The code they would be talking about would be where they have to prove that IBM submitted it and not someone else. I’d imagine that would be easier to launder.
” So if Suse has the OK to use the IP and they integrate it into the GPL’d kernel or other GPL’d software, which license do we go by?
Holly crap this is getting worse. I hope Suse doesn’t sell out and side with SCO, they could do real damage.
Should Suse’s programmers be banned from CVS access to projects now? ”
No SuSE does not include IP into the GPL Kernel. There is no case of that and Im sure whatever SCO allows to be released is documented.
“The code they would be talking about would be where they have to prove that IBM submitted it and not someone else. I’d imagine that would be easier to launder.”
How would that be easy to launder? If they have documentation that IBM did something wrong in the past, future actions will not change anything, unless you try to rewrite history to cover your tracks. Maybe you can give a little more detail on how that is possible, because I don’t see it. I personally think the claim is ridiculous as well, but if you know something I don’t, I’m listening.
I think most of the readers here are misinterpretting what is happening. I don’t believe that SuSE agrees that there is SCO IP in Linux. I think SuSE is saying that even if there is, they have cross-licensing agreements that protect them from legal actions by SCO (namely: the right to use SCO ip in their products). The point of the agreement was to make United Linux better of course, but it may also protect SuSE, and that is what they are hoping for.
I personally believe/hope that SCO will never get the chance to go after SuSE and Redhat anyways, but you never know. I really doubt SuSE would ever side with SCO on anything like what they are doing now though.
SCO has itself released all the kernel code as a part of its own Caldera distribution under the GPL license.
By doing so, they have given up all the rights they might hold to that code or any part of it.
Can they AFTERWARDS go saying that part of that code is in fact under their specific license and that anybody who has taken it, might face a legal action?
besides ibm and redhat are there any linux companies you would trust your money to?
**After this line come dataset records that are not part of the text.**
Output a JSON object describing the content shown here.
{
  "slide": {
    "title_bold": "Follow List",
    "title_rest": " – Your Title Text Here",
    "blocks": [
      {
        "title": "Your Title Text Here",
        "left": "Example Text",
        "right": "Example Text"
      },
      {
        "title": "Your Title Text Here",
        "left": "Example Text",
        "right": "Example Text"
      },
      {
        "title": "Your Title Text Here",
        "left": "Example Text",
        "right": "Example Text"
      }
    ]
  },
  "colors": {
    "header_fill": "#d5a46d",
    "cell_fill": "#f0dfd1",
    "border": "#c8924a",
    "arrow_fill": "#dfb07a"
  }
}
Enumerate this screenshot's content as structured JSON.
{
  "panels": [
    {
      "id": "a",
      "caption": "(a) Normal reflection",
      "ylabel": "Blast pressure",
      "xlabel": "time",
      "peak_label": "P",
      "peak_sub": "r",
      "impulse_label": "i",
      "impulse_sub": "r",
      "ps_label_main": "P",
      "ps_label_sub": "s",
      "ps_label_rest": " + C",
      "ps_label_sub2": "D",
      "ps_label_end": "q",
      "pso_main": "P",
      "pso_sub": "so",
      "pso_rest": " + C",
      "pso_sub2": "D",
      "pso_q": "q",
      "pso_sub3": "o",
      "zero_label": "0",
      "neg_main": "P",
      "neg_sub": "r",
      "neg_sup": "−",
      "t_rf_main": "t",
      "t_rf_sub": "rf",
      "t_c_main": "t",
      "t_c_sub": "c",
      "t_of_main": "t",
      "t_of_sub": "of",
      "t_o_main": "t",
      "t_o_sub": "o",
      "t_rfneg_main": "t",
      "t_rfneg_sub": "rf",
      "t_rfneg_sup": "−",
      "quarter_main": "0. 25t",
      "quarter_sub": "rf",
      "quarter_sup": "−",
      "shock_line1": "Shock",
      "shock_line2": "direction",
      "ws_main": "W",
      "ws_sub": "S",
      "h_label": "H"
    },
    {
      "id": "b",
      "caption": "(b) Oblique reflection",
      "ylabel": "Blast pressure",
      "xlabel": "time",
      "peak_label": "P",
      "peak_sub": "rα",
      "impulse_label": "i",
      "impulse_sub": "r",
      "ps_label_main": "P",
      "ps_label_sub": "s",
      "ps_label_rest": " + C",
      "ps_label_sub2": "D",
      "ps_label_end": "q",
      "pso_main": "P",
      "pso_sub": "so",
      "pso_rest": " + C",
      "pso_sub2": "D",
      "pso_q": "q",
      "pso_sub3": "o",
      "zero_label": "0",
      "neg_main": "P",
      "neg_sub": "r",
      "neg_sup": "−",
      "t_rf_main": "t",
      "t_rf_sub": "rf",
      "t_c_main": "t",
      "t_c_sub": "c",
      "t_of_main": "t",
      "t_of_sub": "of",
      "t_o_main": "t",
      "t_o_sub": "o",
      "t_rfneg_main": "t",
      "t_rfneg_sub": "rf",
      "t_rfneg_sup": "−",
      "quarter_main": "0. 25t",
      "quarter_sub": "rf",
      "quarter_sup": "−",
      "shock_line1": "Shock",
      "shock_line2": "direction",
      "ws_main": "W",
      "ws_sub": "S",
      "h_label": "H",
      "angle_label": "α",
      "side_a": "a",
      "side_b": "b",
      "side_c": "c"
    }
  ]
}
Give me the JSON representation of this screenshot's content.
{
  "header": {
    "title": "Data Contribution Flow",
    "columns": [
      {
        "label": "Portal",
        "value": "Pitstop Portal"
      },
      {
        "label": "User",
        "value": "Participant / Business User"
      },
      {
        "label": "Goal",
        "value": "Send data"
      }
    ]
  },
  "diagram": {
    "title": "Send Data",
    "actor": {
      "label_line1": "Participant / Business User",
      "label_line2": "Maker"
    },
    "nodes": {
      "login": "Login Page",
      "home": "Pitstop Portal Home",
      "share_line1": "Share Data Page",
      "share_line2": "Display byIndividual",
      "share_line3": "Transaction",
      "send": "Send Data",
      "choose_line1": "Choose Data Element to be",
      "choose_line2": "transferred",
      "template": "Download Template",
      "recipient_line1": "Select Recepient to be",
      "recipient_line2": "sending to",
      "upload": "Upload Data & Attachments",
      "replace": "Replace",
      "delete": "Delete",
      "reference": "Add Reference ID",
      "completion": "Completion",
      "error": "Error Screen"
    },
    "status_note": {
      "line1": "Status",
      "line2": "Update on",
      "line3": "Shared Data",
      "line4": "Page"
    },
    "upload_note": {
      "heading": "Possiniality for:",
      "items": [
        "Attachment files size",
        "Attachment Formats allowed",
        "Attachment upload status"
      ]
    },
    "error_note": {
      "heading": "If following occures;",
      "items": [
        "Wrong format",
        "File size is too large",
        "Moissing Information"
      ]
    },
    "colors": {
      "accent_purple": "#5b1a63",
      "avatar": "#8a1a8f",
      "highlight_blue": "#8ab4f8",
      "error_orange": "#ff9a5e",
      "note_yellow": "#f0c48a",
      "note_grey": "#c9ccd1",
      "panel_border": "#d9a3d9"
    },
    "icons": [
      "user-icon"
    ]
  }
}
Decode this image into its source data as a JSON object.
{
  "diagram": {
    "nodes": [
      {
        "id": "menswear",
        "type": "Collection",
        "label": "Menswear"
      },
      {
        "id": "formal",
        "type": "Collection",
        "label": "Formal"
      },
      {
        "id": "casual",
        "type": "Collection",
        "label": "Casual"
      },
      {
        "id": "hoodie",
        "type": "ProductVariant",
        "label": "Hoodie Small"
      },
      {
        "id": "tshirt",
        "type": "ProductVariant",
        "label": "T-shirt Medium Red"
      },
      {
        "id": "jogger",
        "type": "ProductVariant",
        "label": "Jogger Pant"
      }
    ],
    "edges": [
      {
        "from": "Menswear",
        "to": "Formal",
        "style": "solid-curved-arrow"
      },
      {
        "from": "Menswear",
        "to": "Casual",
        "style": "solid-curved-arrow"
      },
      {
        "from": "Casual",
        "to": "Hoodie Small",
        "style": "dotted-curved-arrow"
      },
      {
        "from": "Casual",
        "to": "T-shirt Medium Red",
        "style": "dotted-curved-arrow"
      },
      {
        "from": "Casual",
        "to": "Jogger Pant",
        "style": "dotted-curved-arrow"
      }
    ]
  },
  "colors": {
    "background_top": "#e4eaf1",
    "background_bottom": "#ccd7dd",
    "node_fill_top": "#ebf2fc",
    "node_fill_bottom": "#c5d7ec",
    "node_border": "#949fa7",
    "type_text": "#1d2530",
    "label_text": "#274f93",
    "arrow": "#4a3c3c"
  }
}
Nah, clean up the garbage, damn german people too.
Good. Unix is a copyrighted work. They should protect their code and sue away the common crooks. That might have been my code they stole.
“When the still SCO conspires an armour
And her sullen and aborted
Currents breed tiny IP monsters,
True Coding is dead”
Substitute Science, Progress, Innovation for Coding
and this little “with apologies” to Jim Morrison’s “Horse
Latitudes” pretty much says it all.
If 30 years later we still have to worry about the
IP rights of the original ATT Unix code something is
very wrong. This will encourage more energy is going to be put into checking and prosecuting for patent and copyright violations than actually doing something new.
IOW, IP will lead to innovation gridlock not progress.